32 847 Integrale visie op de woningmarkt
Nr. 582 BRIEF VAN DE MINISTER VOOR MILIEU EN WONEN
Aan de Voorzitter van de Tweede Kamer der Staten-Generaal
Den Haag, 26 november 2019
Het kabinet heeft drie prioriteiten in het woningmarktbeleid; een toegankelijke woningmarkt,
betaalbaar kunnen wonen in een prettige leefomgeving en een toekomstbestendige woningmarkt.
Goede samenwerking tussen gemeenten, huurders en corporaties om de lokale woonwensen
vorm te geven draagt daar aan bij. Een volkshuisvestelijk stelsel waarin verantwoordelijkheden
en toezicht goed zijn belegd is daar voor noodzakelijk.

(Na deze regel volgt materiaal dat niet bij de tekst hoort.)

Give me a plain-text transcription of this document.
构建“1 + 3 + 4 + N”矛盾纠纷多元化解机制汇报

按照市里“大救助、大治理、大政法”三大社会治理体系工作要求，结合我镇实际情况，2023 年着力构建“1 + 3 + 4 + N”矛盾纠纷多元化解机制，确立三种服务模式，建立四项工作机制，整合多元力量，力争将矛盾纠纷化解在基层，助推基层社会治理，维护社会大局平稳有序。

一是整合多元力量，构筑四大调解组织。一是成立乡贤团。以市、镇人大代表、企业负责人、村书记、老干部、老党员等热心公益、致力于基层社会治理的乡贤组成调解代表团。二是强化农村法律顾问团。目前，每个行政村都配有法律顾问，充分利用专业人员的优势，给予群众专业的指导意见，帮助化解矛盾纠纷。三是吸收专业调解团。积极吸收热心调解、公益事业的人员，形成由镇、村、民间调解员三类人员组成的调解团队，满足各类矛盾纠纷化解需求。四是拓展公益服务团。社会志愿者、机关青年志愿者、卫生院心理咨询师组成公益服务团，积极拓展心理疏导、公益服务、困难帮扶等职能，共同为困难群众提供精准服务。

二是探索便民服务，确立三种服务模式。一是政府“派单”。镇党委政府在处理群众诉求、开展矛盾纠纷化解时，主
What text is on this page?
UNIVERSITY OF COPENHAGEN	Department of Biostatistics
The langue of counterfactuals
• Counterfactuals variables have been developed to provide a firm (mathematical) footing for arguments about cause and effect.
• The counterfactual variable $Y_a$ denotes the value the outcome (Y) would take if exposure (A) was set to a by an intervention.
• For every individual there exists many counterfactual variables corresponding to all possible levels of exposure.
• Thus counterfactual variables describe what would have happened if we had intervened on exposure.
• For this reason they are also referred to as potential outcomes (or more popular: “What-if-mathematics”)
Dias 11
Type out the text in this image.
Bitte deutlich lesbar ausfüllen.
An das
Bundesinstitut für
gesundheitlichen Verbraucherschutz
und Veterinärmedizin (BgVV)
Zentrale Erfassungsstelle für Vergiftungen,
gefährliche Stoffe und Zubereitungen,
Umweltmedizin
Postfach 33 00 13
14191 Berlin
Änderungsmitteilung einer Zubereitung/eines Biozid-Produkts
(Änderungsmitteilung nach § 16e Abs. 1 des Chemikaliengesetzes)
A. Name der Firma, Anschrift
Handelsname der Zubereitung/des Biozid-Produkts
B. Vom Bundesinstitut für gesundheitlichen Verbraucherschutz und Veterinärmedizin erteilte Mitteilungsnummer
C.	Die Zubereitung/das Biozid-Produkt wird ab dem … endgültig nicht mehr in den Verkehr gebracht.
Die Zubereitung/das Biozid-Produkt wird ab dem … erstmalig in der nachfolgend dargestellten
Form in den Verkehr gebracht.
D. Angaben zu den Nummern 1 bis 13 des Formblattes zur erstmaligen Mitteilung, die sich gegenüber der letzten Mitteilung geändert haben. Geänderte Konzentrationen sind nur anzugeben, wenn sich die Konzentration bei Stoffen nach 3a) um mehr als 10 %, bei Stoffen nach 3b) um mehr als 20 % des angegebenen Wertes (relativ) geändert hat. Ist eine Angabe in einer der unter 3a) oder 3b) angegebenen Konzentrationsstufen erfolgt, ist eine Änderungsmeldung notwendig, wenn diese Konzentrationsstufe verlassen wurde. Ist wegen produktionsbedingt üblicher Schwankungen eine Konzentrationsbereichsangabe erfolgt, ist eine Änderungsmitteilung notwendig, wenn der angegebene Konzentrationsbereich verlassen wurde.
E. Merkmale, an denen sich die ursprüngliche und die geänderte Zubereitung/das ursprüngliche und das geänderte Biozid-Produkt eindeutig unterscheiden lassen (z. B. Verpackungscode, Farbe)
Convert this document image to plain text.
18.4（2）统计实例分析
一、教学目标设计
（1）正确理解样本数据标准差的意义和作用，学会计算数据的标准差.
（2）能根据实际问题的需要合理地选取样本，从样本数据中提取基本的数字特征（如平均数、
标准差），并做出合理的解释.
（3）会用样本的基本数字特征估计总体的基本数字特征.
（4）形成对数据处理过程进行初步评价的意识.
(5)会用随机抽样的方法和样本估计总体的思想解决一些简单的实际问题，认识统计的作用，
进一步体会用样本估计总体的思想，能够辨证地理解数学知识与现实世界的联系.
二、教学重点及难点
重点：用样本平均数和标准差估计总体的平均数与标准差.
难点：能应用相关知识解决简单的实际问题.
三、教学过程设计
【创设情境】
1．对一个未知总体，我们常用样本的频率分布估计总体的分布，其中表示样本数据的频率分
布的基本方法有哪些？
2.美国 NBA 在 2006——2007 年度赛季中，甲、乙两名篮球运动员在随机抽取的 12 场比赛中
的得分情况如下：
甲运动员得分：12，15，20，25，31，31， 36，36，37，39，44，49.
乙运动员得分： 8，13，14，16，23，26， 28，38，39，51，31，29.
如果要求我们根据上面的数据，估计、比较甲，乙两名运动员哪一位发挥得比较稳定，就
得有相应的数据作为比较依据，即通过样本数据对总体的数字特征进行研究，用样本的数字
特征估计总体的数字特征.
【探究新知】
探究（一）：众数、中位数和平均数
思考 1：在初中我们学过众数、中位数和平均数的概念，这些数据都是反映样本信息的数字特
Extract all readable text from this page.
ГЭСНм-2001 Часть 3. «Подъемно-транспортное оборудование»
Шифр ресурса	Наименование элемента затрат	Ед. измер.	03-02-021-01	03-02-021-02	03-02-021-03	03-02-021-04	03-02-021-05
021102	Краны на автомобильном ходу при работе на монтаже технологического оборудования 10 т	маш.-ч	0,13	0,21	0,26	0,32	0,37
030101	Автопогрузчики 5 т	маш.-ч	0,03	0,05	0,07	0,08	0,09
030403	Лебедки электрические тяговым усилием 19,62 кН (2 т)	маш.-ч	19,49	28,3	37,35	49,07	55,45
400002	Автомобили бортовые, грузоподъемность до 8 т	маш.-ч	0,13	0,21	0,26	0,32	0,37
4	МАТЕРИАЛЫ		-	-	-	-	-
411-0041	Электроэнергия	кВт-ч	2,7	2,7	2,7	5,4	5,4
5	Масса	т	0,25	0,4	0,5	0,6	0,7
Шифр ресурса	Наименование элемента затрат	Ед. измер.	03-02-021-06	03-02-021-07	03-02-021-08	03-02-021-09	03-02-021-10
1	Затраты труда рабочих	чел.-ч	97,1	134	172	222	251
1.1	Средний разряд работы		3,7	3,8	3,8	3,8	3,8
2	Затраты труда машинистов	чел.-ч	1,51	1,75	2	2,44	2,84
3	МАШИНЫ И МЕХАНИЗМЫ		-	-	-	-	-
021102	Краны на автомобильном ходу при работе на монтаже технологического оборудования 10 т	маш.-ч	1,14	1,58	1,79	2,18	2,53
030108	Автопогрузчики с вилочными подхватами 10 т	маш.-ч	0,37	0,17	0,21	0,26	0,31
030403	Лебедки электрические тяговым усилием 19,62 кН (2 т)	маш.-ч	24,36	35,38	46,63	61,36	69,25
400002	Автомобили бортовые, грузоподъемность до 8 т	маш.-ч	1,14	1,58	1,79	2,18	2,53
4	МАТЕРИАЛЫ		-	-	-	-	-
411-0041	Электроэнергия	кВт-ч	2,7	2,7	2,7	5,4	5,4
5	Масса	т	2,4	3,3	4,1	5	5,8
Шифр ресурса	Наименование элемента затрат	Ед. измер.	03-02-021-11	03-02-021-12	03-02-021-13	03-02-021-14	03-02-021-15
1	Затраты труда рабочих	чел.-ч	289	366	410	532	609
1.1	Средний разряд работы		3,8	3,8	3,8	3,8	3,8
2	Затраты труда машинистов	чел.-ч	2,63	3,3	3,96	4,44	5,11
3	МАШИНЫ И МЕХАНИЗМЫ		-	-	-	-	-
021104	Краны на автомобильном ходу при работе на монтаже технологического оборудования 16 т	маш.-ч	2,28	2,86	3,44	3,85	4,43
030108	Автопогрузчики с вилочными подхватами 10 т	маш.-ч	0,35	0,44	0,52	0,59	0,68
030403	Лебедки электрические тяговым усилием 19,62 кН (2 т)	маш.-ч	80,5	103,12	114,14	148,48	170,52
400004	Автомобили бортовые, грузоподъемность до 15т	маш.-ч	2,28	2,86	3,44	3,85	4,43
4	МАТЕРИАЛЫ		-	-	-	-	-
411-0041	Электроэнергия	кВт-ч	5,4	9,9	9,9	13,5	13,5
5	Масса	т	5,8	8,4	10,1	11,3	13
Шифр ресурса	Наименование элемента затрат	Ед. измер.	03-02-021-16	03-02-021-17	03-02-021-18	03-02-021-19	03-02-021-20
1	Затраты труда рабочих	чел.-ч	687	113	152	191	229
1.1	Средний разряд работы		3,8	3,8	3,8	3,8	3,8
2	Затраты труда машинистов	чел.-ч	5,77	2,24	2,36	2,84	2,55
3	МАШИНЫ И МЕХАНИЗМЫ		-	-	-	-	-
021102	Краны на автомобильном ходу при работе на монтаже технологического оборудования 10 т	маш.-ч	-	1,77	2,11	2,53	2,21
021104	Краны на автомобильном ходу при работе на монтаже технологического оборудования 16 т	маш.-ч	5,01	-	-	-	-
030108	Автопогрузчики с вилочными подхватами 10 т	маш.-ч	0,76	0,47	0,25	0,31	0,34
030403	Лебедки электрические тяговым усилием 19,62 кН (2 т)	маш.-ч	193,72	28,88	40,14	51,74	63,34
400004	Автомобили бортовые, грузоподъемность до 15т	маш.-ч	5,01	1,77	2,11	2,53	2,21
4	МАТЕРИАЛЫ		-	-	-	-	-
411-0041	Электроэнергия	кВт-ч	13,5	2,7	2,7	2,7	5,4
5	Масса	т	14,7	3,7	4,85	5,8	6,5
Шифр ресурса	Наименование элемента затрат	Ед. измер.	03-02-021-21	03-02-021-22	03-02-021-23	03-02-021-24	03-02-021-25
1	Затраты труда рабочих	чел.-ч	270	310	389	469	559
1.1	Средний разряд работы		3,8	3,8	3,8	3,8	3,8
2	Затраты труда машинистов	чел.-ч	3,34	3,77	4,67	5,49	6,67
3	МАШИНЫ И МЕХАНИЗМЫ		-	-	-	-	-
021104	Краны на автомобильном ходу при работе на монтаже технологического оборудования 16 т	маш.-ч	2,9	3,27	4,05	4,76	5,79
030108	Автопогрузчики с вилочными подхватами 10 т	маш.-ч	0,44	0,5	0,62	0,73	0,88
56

In deze brief wil ik uw Kamer, naar aanleiding van de evaluatie van de herziene Woningwet,
informeren over drie punten met betrekking tot de prestatieafspraken tussen gemeenten,
huurders en corporaties en het toezicht op de Woningwet; de doorontwikkeling van het
toezicht door de Autoriteit woningcorporaties (Aw) (1) de evaluatie van het visitatiestelsel (2),
en mijn reactie op de reflectie van de Adviescommissie geschilbeslechting prestatieafspraken (3).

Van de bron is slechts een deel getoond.